Prevent Seniors From Falling at Home – About 36 million falls are reported among older adults each year, and one of every five falls results in an injury such as a broken bone. Since older adults are frailer, seniors are safer in assisted living facilities and slower to heal, an ounce of prevention truly is worth a pound of cure when it comes to falls. Here are nine things you can do at home to prevent your risk of falls as you age:
Declutter the Home
If you tend to throw objects on the floor, this is the first habit to stop. Even dirty clothes or a discarded front closure bra can be a tripping hazard. Remove everything from the floor and place it on a shelf or in a cabinet that is easily accessible for you (so nothing that requires a ladder). If you have so much stuff on the floor because there literally isn’t anywhere else to put it, then it’s time to declutter your house. Go room by room and make three piles: one to trash, one to donate and one to keep. Once you have freed up some space, you can move things off the floor and put them somewhere safe.
Remove Tripping Hazards
Objects that you never thought twice about can pose a trip and fall hazard as you get older. Rugs and electrical cords are the main two culprits, but there may be others as well — even loose post-op clothing can get tangled in your legs! Go through your house and move or relocate these objects so they are out of the way. For instance, you can run electric cords along the wall instead of laying them across the walkway. If you have rugs because your floors are slick, either replace them with no-slip floor coverings or attach them to the floor so they cannot move.
Install Grab Bars
Bathrooms are a common site for falls, in particular, the toilet and shower areas. Install grab bars anywhere you need a little extra support, and make sure that they are firmly anchored to the wall. You don’t want it to rip out as soon as you put your full weight on it. You should also install non-slip bath mats in the toilet and/or shower to help you stay safe from puddles. If showering while standing is increasingly becoming untenable for you, then you should also get a shower chair so you can bathe while sitting down.
Put Up More Lights
If you can’t see where you’re going, then you very well may trip over an object you didn’t even realize was there. To circumvent this scenario, upgrade your light bulbs to brighter models and install lamps in rooms where you don’t have enough overhead light (while remaining aware of electric cords, of course). Install nightlights in hallways and essential rooms in case you have to get up in the middle of the night. If you still live in a home with stairs, you should also consider installing battery-operated stair lights, which will illuminate them and help you step carefully.
Wear Shoe Inside
Wearing shoes inside is one of the best things that you can do to prevent falls as you age. Look for a shoe with a non-skid sole to give you the best fall protection possible. If you don’t like the idea of outside shoes tracking dirt all over your clean floors, then get a pair of shoes for swollen feet that are meant for indoor use only. The slippers should cover your heel and toe and feature Velcro so you can adjust the fit as necessary. Choose a color or style that will make you want to wear them. Having indoor shoes is useless if you always forget to put them on!
Watch Out for Pets
If you still have pets that like to get underfoot, such as a dog or cat, then you should be aware that your beloved fur child can actually pose a trip-and-fall hazard. Smaller pets and pets that blend in with the floor pose a greater risk, but all animals can potentially cause you to trip. Be careful around them, and consider asking a family member to adopt them if you feel that you have gotten to a point where you no longer live safely at home with your pet.
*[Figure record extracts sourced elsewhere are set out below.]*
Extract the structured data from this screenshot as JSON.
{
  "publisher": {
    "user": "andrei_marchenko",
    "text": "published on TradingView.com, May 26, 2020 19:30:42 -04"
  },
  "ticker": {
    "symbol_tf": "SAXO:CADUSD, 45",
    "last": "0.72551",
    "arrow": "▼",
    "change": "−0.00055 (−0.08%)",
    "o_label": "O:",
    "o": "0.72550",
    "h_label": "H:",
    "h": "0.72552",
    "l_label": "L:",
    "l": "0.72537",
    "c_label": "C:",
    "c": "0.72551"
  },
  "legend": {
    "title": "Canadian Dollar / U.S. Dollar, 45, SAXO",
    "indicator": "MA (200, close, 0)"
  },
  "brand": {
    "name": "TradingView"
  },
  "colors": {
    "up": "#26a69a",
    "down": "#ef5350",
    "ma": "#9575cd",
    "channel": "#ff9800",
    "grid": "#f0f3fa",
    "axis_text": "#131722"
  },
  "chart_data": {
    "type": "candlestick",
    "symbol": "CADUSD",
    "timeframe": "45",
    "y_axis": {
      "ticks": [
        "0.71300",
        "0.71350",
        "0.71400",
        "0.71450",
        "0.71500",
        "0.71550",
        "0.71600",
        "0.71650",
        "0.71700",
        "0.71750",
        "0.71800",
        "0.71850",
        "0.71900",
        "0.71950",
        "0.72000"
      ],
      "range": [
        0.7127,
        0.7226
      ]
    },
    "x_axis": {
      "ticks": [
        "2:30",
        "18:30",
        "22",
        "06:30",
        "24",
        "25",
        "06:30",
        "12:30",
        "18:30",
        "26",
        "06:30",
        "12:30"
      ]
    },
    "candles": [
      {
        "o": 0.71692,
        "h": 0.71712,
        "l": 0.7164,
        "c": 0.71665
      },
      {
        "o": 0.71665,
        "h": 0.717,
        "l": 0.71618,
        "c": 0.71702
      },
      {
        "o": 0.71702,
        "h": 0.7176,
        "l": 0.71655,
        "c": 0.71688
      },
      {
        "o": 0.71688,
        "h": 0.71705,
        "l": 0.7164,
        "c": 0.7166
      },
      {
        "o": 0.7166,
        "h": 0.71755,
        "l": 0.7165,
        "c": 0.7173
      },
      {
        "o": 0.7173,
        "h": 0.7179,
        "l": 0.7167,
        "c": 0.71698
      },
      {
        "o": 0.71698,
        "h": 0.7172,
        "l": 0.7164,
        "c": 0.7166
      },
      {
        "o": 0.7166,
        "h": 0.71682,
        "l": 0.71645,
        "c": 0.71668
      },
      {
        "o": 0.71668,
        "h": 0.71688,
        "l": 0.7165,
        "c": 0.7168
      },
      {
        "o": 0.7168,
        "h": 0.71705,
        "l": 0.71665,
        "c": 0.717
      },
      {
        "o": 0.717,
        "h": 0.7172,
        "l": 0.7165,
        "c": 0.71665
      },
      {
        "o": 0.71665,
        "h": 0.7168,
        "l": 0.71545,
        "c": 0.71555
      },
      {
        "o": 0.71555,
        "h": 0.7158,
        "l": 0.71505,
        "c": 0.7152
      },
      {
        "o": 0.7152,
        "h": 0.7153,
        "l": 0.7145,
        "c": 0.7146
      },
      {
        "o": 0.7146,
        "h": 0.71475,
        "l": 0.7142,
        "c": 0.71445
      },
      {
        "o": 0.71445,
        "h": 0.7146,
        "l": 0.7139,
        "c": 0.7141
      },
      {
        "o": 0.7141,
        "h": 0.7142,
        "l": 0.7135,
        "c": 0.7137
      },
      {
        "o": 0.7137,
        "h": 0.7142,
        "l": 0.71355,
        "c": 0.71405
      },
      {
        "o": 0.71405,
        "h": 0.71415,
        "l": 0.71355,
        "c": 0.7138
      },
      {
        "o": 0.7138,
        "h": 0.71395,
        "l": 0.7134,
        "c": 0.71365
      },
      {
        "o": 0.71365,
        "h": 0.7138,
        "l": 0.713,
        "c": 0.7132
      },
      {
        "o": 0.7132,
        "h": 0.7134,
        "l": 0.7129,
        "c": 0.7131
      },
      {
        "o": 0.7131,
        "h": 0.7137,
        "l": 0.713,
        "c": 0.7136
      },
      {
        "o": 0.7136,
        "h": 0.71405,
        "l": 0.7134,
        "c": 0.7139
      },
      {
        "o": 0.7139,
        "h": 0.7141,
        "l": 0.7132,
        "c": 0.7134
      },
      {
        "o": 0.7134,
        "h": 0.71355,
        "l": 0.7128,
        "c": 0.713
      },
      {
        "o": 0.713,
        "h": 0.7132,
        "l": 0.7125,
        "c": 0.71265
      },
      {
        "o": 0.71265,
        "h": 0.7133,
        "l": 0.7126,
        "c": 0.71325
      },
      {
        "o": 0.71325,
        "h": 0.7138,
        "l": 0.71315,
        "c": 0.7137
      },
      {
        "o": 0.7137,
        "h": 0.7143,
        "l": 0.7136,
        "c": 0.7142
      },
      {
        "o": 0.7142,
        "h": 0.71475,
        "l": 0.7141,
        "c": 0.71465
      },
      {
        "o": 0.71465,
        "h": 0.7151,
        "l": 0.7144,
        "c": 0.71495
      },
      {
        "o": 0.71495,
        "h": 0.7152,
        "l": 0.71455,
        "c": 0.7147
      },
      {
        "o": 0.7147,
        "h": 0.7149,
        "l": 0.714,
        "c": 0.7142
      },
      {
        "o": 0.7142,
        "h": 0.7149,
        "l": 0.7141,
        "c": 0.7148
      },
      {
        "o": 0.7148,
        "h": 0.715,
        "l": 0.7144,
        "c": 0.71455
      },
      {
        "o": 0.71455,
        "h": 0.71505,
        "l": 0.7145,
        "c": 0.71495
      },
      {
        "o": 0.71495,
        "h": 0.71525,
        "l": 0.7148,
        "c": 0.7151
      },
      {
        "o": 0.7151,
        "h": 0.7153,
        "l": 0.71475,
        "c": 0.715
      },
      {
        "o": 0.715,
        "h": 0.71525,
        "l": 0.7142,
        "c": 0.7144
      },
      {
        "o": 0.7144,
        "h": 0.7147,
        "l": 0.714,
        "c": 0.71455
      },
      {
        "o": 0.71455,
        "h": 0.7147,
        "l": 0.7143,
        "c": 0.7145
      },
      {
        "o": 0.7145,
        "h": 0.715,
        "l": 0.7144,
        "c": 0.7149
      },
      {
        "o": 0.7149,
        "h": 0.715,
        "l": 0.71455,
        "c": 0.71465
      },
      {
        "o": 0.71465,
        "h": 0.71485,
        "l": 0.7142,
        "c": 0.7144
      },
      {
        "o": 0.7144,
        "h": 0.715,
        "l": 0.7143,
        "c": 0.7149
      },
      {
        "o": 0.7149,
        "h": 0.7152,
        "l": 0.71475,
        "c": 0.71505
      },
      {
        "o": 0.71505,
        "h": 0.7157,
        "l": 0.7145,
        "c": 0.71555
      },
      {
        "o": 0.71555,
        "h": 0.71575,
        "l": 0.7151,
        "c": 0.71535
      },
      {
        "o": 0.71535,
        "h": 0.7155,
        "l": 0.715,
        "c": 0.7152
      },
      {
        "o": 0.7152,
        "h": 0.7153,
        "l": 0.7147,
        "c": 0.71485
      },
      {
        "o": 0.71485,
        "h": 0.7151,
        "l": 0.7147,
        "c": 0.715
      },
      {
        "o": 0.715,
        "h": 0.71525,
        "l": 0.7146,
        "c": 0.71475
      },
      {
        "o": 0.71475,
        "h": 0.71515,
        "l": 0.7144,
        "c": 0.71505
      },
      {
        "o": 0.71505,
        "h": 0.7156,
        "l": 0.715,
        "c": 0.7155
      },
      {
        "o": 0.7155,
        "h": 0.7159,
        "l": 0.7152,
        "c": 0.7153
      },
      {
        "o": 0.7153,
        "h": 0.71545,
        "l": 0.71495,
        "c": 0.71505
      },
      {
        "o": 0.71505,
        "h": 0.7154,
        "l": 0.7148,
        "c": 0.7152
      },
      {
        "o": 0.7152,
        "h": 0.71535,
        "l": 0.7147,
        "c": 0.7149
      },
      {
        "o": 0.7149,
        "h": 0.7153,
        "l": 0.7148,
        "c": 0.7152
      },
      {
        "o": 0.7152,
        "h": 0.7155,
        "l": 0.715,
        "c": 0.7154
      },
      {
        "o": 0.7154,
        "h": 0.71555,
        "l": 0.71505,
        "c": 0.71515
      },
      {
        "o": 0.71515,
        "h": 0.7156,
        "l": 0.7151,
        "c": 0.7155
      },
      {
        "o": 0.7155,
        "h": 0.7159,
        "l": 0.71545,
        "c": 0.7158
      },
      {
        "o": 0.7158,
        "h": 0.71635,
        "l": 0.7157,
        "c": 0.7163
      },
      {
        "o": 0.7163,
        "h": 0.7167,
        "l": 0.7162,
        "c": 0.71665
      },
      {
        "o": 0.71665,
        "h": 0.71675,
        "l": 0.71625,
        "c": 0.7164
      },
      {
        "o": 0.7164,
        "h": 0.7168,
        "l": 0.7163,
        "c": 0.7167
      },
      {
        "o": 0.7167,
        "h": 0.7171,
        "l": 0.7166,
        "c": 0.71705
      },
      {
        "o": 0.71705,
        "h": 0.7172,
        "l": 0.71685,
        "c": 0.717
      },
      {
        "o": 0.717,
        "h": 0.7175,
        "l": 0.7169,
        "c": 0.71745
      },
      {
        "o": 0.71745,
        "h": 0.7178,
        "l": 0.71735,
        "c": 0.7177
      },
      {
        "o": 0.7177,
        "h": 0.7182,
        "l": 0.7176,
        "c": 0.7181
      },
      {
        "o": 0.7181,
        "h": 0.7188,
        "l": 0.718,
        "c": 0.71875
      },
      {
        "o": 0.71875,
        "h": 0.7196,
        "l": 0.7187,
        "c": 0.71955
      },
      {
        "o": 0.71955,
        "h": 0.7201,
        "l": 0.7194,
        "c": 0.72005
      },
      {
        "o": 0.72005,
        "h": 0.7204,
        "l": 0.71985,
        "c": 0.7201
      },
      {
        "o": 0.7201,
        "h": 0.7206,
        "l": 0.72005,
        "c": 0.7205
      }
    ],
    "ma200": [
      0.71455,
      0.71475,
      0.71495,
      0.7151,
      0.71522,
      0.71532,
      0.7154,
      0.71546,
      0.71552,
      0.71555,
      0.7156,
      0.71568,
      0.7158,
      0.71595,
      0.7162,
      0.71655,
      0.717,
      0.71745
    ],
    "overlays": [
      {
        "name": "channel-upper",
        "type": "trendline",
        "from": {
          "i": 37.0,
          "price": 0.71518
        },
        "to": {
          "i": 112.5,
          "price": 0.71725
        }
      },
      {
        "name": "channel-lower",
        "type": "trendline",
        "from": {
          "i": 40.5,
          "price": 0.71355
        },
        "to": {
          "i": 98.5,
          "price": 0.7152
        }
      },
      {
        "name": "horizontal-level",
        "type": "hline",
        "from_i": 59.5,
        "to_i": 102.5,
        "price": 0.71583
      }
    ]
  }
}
Move Items from High Shelves
Reaching too far or standing on top of a ladder can cause a fall as much as an obstruction on the floor can. Move items on high shelves down to lower cabinets, no higher than your head. Try to avoid using a step stool or ladder if at all possible, and don’t be afraid to ask for someone to get an object down for you. Even if the ladder is perfectly sturdy, your balance might not be, and you can fall even if you are only a foot or two off the ground.
Try to Limit your Stair Usage
Stairs are another major factor that contributes to falls, and living in a single-floor home with no stairs whatsoever is the safest choice for elderly people. However, there are retrofitting options if your home has stairs. These options include non-skid ramps for just a few stairs at a time or a stairlift for entire flights of steps. The stairlift in particular can cost a lot of money, so you’ll need to crunch the numbers on whether it makes more sense to install one or find a new place to live.
Consider a Medical Alert System
Medical alert systems won’t prevent a fall, but they can help you summon help in case of an emergency. This makes them ideal for people who live alone, people whose partners are often away and people who live in a large house where others might not hear if they call for help. For the medical alert system to be effective, you must commit to wearing the call button at all times so you can ring for help if you do fall.
Follow these tips to help keep yourself safe at home and lower your risk of falls.